NNAMDIDr. Diemert, we got an email from Bill in Fairfax, who asked: What makes it easier or harder to develop a vaccine for a given disease? For example, it seems like there's been amazing progress toward developing a COVID-19 vaccine, but for diseases like malaria or AIDs, vaccine development has been very slow. Dr. Diemert?
DIEMERTGreat question. It really depends on the organism that you're trying to develop a vaccine for. So, in general, it's much easier to develop a vaccine for viruses, just because they're much simpler organisms than, say, malaria, which is a parasite, much more complex. And the other thing is how rapidly the organism changes, you know, when it mutates and, you know, new strains arise. It's much more difficult to develop vaccines for organisms that do that, and malaria and HIV both fit into that category. We don't see the same level of -- at least not yet -- change over time and mutations in the coronavirus vaccine -- sorry, the COVID virus.
NNAMDIDr. Wen, we only have about 30 seconds left, but tell us, what is herd immunity and how many people have to be vaccinated to achieve herd immunity?
WENSo, the idea is that you need to have a certain percentage of a population to be infected or to have acquired immunity through the vaccine in order to protect everybody else. So, we're looking at at least 60 to 80 percent of the population. Herd immunity through vaccination is a good idea and something we should strive for.

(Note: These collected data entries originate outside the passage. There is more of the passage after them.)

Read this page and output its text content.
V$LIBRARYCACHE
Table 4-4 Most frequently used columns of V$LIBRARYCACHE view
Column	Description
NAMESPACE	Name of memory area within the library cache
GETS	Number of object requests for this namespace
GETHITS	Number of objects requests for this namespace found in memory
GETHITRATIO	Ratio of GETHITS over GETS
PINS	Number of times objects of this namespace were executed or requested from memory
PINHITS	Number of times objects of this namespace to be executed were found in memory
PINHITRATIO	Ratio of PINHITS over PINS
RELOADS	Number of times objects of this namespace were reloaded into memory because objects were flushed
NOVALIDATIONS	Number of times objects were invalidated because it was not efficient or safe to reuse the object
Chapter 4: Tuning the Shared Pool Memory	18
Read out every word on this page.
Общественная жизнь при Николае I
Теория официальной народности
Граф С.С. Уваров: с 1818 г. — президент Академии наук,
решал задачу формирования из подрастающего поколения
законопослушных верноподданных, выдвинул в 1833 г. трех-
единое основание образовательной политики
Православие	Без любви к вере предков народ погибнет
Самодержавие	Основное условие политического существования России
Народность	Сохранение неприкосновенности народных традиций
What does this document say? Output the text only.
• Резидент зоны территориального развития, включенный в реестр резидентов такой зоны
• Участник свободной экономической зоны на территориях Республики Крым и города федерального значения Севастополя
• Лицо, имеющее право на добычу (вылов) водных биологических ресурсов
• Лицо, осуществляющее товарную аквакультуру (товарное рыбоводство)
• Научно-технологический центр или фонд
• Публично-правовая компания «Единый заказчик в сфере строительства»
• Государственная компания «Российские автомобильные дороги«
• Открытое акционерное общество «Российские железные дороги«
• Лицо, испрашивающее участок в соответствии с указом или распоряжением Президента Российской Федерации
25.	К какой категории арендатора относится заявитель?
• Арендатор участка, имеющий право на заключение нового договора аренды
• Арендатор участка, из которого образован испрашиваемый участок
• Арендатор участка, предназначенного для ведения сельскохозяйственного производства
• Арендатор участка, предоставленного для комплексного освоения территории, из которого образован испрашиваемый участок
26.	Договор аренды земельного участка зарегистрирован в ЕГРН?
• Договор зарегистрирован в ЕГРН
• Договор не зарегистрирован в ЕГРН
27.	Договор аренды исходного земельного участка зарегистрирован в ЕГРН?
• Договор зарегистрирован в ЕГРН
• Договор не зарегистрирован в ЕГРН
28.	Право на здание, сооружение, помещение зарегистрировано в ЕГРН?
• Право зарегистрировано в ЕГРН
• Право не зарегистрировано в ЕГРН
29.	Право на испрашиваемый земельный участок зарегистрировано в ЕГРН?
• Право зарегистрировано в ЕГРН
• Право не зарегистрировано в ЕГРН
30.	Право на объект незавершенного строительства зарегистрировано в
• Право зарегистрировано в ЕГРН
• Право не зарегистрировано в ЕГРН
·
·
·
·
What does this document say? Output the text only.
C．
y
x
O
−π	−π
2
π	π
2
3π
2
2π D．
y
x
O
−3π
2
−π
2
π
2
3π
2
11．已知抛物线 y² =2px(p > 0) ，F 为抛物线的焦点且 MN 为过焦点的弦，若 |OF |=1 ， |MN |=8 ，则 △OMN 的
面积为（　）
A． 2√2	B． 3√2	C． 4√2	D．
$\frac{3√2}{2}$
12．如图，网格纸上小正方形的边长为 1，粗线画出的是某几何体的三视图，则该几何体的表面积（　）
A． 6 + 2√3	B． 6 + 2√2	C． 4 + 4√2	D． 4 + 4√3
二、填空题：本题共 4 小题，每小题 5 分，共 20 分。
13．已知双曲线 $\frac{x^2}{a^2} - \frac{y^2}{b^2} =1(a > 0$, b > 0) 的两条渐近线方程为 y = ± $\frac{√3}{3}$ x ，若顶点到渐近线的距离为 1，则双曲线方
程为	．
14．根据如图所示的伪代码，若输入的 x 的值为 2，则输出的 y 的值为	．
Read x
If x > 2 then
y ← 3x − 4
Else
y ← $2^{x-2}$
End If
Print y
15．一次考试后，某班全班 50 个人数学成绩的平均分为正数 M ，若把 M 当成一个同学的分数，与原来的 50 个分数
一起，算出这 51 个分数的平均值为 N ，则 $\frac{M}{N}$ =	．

WENThrough natural infection is extremely dangerous and does not work, because it means that we're looking at maybe 2 million people in the U.S. who would have to die before we could potentially even have herd immunity through just acquiring the infection. So, we should aim for the vaccine, but in the meantime, take every precaution when it comes to mask wearing, physical distancing and protecting ourselves.
NNAMDIDr. Leana Wen, Dr. David Diemert, thank you both for joining us. Today's show was produced by Julie Depenbrock. On an upcoming Kojo Show, we're remembering lives lost to COVID-19. Has someone close to you passed away from the coronavirus? Share your story with us. Go to kojoshow.org and click on the banner that says "Remembering the Lives Lost."
NNAMDIComing up tomorrow, we check in with Jason Wright, the Washington football team's new president and the NFL's first black president on his new role, the team's name change and this moment of racial reckoning. Plus, over the years, Black Lives Matter has expanded from fighting for justice and equality in policing to other areas, including the workplace where people of color are underrepresented in management and leadership. How are organizations addressing that issue? That all starts tomorrow, at noon. Until then, thank you for listening and stay safe. I'm Kojo Nnamdi.